Step 20. suitable model
According to me, the significant model is -
model4 <- lm(distance ~ speed_air + aircraft + height ,data=faa)
summary(model4)
##
## Call:
## lm(formula = distance ~ speed_air + aircraft + height, data = faa)
##
## Residuals:
## Min 1Q Median 3Q Max
## -300.74 -94.78 15.47 97.09 330.41
##
## Coefficients:
## Estimate Std. Error t value Pr(>|t|)
## (Intercept) -6390.376 109.839 -58.18 <2e-16 ***
## speed_air 82.148 0.976 84.17 <2e-16 ***
## aircraftboeing 427.442 19.173 22.29 <2e-16 ***
## height 13.702 1.007 13.60 <2e-16 ***
## ---
## Signif. codes: 0 '***' 0.001 '**' 0.01 '*' 0.05 '.' 0.1 ' ' 1
##
## Residual standard error: 134.2 on 199 degrees of freedom
## (628 observations deleted due to missingness)
## Multiple R-squared: 0.9737, Adjusted R-squared: 0.9733
## F-statistic: 2458 on 3 and 199 DF, p-value: < 2.2e-16
The R^2 and Adjusted R^2 are also close and around 97% which is quite right.
step 21. using “StepAIC” to perform forward variable selection
Since stepAIC doesn’t work in NA values, I would remove the NA values from my data before running the algorithm.
faaNoNA <- na.exclude(faa)
#nrow(faaNoNA)
model01 <- lm(distance ~ 1,data=faaNoNA)
model11 <- lm(distance ~ speed_air,data=faaNoNA)
model21 <- lm(distance ~ speed_air + aircraft,data=faaNoNA)
model31 <- lm(distance ~ speed_air + aircraft + height ,data=faaNoNA)
model41 <- lm(distance ~ speed_air + aircraft + height + no_pasg ,data=faaNoNA)
model51 <- lm(distance ~ speed_air + aircraft + height + no_pasg + duration_corrected ,data=faaNoNA)
model61 <- lm(distance ~ speed_air + aircraft + height + no_pasg + duration_corrected + pitch,data=faaNoNA)

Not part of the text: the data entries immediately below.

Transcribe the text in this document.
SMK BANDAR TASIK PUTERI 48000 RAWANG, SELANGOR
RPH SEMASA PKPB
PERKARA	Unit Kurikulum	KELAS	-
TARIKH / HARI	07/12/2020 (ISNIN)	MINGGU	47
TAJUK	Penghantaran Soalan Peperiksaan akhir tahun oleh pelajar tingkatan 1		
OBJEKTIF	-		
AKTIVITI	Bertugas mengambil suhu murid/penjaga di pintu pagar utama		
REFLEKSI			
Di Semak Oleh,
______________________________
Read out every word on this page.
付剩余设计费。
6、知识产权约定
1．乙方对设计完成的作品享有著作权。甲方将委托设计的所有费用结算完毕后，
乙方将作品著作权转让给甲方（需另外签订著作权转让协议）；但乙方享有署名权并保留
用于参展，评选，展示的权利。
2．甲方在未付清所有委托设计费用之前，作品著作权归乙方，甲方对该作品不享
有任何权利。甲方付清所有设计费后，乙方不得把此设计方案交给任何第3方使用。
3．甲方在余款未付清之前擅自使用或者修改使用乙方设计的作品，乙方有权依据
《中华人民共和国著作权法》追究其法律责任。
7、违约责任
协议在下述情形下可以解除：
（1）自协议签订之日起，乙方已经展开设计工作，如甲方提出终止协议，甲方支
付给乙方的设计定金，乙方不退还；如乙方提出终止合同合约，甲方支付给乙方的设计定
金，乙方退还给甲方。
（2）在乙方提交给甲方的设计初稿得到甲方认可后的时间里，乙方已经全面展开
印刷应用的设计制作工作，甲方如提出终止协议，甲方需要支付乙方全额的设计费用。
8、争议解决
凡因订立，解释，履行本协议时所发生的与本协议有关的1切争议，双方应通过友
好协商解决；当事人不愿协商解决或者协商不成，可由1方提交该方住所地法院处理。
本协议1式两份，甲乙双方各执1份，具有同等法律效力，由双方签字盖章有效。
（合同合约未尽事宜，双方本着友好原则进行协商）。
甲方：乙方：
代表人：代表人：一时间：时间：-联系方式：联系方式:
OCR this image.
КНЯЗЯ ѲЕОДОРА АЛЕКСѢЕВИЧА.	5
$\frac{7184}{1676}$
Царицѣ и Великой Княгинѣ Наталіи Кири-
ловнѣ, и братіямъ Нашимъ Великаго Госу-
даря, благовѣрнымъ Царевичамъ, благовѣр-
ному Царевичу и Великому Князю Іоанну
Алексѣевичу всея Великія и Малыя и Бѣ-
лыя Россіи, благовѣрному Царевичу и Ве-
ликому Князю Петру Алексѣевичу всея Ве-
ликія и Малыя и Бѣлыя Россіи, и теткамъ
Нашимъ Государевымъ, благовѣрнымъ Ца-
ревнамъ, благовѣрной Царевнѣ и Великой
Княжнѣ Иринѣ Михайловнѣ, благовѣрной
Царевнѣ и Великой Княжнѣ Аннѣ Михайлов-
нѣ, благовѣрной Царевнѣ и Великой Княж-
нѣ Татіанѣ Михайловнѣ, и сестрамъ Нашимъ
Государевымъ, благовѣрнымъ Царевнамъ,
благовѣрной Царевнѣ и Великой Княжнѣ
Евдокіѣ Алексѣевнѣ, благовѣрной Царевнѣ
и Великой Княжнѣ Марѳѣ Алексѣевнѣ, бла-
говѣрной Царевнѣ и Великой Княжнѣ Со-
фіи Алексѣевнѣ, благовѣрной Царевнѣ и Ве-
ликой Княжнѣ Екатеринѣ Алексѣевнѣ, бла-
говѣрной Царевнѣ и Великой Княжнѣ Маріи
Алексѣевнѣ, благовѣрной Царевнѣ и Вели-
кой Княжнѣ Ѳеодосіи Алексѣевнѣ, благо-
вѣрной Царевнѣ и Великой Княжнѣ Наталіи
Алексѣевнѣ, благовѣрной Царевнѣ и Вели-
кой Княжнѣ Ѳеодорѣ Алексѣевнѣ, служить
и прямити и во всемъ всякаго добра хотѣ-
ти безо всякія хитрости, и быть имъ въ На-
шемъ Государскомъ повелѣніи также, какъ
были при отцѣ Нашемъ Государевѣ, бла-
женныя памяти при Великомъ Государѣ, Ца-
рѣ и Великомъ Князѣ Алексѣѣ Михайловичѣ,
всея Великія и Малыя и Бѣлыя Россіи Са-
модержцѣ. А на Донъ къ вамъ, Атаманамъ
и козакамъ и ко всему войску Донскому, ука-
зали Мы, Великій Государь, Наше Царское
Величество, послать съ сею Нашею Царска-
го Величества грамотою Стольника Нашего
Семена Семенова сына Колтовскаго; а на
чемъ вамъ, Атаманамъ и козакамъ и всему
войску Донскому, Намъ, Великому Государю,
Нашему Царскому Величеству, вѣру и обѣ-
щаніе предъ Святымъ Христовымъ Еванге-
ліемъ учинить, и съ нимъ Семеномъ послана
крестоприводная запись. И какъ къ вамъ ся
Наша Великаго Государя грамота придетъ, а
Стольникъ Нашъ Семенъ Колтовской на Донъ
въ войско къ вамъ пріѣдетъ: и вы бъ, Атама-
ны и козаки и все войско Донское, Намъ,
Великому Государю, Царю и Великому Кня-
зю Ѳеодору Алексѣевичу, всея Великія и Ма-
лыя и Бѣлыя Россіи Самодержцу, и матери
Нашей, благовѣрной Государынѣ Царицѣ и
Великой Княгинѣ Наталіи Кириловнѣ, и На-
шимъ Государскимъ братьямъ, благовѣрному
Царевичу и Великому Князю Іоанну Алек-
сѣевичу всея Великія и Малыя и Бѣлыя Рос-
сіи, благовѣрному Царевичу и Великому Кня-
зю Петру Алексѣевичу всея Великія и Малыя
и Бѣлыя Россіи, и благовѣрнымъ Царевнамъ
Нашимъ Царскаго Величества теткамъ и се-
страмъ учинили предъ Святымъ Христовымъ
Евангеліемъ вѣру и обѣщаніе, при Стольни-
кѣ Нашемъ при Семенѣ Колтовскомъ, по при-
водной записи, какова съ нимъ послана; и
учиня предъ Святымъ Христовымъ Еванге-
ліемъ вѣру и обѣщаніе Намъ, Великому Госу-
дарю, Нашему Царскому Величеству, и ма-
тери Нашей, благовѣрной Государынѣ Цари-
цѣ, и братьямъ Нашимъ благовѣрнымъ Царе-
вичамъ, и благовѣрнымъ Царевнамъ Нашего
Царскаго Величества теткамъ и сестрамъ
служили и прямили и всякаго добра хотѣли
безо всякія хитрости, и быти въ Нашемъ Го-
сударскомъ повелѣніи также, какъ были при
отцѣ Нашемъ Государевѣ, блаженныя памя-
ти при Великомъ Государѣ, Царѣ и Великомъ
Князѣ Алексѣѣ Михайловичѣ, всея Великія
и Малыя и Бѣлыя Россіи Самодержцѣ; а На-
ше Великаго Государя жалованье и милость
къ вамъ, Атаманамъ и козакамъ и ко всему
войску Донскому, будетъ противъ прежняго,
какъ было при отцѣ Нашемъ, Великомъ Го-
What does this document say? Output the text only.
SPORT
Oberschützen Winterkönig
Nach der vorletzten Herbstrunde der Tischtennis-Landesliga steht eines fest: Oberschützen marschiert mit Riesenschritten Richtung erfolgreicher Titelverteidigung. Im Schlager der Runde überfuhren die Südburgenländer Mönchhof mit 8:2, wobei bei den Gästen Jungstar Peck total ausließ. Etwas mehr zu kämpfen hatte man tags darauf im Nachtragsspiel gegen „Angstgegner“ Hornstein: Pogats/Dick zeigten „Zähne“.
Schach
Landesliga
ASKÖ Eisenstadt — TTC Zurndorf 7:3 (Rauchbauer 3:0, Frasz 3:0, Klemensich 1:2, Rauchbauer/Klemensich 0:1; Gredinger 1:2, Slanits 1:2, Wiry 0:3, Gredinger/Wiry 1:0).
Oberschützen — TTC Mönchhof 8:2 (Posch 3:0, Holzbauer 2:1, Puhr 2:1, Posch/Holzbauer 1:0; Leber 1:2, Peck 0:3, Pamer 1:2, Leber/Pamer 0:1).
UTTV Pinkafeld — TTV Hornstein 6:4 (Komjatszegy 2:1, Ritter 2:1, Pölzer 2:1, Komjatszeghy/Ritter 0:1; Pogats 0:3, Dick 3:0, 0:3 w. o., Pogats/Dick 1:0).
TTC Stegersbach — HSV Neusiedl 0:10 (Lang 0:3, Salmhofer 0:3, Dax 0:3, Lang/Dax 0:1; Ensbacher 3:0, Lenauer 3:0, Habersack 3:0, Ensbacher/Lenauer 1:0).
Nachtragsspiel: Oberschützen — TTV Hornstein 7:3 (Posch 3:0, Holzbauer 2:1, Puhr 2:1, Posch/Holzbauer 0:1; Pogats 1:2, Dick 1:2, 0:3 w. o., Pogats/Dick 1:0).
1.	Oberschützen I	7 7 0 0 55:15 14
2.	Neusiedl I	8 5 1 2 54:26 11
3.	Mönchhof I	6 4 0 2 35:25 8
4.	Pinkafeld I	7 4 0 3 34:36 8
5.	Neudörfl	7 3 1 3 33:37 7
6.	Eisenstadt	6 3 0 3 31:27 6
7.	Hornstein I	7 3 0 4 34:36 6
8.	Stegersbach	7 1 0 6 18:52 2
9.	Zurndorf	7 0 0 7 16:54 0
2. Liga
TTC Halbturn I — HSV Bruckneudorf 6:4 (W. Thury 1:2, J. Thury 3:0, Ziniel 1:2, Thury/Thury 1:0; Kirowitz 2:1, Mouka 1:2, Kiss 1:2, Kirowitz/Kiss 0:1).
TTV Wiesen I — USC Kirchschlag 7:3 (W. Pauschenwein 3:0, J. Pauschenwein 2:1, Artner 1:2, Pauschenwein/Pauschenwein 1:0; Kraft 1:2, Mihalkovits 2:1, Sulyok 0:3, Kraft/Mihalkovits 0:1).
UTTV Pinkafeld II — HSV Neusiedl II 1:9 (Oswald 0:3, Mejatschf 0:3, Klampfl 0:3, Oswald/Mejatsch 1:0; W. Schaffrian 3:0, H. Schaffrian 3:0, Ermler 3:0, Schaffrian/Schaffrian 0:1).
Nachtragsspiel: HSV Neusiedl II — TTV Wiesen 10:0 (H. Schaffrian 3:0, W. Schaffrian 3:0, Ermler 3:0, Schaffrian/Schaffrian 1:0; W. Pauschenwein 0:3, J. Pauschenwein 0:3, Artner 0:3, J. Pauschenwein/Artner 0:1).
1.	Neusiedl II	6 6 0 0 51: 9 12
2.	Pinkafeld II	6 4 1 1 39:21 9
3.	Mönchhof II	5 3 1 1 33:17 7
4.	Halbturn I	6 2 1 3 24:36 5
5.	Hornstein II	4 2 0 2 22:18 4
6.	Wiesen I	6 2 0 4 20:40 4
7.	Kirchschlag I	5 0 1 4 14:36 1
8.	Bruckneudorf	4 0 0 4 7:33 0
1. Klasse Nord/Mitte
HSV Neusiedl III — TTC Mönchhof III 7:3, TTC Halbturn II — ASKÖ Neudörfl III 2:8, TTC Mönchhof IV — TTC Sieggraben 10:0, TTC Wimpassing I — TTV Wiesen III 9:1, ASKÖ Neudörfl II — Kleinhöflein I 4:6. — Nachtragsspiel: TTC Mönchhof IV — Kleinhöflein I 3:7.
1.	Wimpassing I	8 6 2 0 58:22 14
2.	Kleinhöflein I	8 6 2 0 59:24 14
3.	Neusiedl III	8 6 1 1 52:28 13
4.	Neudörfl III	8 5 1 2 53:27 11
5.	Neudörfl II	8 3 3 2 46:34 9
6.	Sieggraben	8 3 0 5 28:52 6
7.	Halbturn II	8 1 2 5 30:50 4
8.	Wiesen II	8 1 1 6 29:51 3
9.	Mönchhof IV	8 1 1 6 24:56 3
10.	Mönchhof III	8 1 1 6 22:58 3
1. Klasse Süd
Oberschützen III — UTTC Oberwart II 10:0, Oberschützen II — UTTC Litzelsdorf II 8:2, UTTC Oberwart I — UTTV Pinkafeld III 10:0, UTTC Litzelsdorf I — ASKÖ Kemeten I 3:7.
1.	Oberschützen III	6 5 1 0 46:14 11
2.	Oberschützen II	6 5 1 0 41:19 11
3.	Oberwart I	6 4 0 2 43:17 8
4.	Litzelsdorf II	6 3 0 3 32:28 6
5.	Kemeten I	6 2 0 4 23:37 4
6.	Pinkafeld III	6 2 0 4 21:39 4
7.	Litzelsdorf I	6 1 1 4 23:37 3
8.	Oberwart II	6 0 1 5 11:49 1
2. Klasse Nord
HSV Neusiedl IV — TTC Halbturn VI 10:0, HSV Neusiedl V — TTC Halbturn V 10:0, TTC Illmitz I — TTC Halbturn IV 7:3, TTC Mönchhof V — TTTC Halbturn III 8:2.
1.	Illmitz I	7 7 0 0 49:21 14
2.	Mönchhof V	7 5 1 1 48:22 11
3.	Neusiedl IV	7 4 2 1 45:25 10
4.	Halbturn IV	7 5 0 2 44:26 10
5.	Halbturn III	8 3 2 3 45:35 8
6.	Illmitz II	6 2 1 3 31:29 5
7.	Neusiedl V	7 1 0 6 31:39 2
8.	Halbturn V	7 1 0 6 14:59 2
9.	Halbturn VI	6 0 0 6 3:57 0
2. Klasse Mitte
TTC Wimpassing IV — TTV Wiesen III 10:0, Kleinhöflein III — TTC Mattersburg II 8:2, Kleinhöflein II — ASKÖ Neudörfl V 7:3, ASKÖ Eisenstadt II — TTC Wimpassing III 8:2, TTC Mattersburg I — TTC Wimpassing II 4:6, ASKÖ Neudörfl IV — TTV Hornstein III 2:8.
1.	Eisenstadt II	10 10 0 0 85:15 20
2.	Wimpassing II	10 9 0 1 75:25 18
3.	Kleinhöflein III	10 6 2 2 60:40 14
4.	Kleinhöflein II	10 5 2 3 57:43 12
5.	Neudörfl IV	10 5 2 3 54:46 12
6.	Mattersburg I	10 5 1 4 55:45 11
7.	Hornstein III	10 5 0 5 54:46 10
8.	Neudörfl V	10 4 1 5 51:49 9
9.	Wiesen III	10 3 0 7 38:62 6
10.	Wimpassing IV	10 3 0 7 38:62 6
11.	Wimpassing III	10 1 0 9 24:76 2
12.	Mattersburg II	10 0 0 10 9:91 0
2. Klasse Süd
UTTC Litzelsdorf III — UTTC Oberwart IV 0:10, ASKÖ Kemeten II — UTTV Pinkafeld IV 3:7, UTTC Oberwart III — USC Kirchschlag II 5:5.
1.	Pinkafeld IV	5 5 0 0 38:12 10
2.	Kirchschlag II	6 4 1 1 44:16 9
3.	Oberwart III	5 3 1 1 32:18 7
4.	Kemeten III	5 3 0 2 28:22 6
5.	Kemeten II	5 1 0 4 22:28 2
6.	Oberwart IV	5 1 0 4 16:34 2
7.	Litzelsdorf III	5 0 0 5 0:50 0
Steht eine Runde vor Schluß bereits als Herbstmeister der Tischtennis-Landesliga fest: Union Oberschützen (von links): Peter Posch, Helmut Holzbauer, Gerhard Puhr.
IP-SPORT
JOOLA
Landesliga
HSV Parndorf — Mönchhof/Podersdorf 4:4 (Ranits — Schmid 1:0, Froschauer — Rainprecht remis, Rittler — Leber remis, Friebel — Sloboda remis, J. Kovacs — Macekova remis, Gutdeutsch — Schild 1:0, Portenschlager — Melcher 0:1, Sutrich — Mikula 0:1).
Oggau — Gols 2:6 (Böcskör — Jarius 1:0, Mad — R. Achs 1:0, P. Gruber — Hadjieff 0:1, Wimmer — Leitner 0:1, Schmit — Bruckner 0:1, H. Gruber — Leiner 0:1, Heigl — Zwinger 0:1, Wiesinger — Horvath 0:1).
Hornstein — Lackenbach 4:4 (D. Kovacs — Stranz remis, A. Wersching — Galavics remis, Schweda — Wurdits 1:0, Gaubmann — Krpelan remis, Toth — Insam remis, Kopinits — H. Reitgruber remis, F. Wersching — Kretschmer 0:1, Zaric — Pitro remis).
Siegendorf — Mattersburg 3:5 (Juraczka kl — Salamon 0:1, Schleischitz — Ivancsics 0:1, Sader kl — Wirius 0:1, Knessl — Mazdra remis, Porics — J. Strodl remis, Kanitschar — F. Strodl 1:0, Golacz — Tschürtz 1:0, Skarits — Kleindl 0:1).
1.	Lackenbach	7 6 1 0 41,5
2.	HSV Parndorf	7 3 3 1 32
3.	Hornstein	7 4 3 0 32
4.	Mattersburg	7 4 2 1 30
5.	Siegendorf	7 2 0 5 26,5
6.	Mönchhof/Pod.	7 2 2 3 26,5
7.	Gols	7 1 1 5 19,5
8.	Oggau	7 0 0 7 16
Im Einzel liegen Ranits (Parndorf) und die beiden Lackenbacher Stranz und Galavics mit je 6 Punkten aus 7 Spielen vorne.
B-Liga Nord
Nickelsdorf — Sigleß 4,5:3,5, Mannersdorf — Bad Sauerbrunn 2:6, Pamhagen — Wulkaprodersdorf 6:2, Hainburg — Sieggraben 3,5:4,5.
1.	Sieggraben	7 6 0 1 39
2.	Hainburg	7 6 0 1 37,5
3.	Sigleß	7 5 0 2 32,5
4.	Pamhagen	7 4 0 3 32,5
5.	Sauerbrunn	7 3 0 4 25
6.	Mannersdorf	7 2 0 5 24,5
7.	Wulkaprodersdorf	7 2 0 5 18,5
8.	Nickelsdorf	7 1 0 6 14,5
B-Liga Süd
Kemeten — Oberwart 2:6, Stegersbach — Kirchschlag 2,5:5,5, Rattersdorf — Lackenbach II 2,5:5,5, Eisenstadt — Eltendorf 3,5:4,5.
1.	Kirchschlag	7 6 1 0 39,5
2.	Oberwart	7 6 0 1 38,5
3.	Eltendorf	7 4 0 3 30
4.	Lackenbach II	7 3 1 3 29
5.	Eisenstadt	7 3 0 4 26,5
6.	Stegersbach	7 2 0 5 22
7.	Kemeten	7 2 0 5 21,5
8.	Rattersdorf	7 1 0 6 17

MASS::stepAIC(model01,direction="forward",scope=list(upper=model61,lower=model01))
## Start: AIC=2725.93
## distance ~ 1
##
## Df Sum of Sq RSS AIC
## + speed_air 1 121121738 15346230 2284.3
## + aircraft 1 4417704 132050265 2721.2
## <none> 136467968 2725.9
## + height 1 633675 135834293 2727.0
## + duration_corrected 1 353842 136114126 2727.4
## + pitch 1 244706 136223262 2727.6
## + no_pasg 1 217724 136250245 2727.6
##
## Step: AIC=2284.33
## distance ~ speed_air
##
## Df Sum of Sq RSS AIC
## + aircraft 1 8424832 6921399 2124.7
## + height 1 2803377 12542854 2245.4
## + pitch 1 860427 14485804 2274.6
## + no_pasg 1 159095 15187136 2284.2
## <none> 15346230 2284.3
## + duration_corrected 1 11938 15334292 2286.2
##
## Step: AIC=2124.7
## distance ~ speed_air + aircraft
##
## Df Sum of Sq RSS AIC
## + height 1 3335147 3586252 1993.2
## <none> 6921399 2124.7
## + duration_corrected 1 61095 6860304 2124.9
## + no_pasg 1 56195 6865204 2125.0
## + pitch 1 2584 6918815 2126.6
##
## Step: AIC=1993.22
## distance ~ speed_air + aircraft + height
##
## Df Sum of Sq RSS AIC
## + no_pasg 1 53331 3532921 1992.2
## <none> 3586252 1993.2
## + duration_corrected 1 12912 3573340 1994.5
## + pitch 1 174 3586078 1995.2
##
## Step: AIC=1992.18
## distance ~ speed_air + aircraft + height + no_pasg
##
## Df Sum of Sq RSS AIC
## <none> 3532921 1992.2
## + duration_corrected 1 9532.8 3523389 1993.6
## + pitch 1 333.8 3532588 1994.2
##
## Call:
## lm(formula = distance ~ speed_air + aircraft + height + no_pasg,
## data = faaNoNA)
##
## Coefficients:
## (Intercept) speed_air aircraftboeing height
## -6248.753 82.131 425.592 13.696
## no_pasg
## -2.316
I observe that number of passengers is also considered a signicant contributor by automatic selection of variables.
so the final model as obtained here is - model4 i.e.
Distance = - 6263.754 + 82.032( speed_air) + 432.074 (aircraft) + 13.776(height) - 2.041(no_pasg)
From this, we can also conclude that there is no single criteria for selecting a model. Also there is no “best model”. Since, we have chosen AIC as our selection criteria, we see no_pasg also included in our model. However, if I try to include this variable using P_value method, no_pasg will turn out to be non-significant.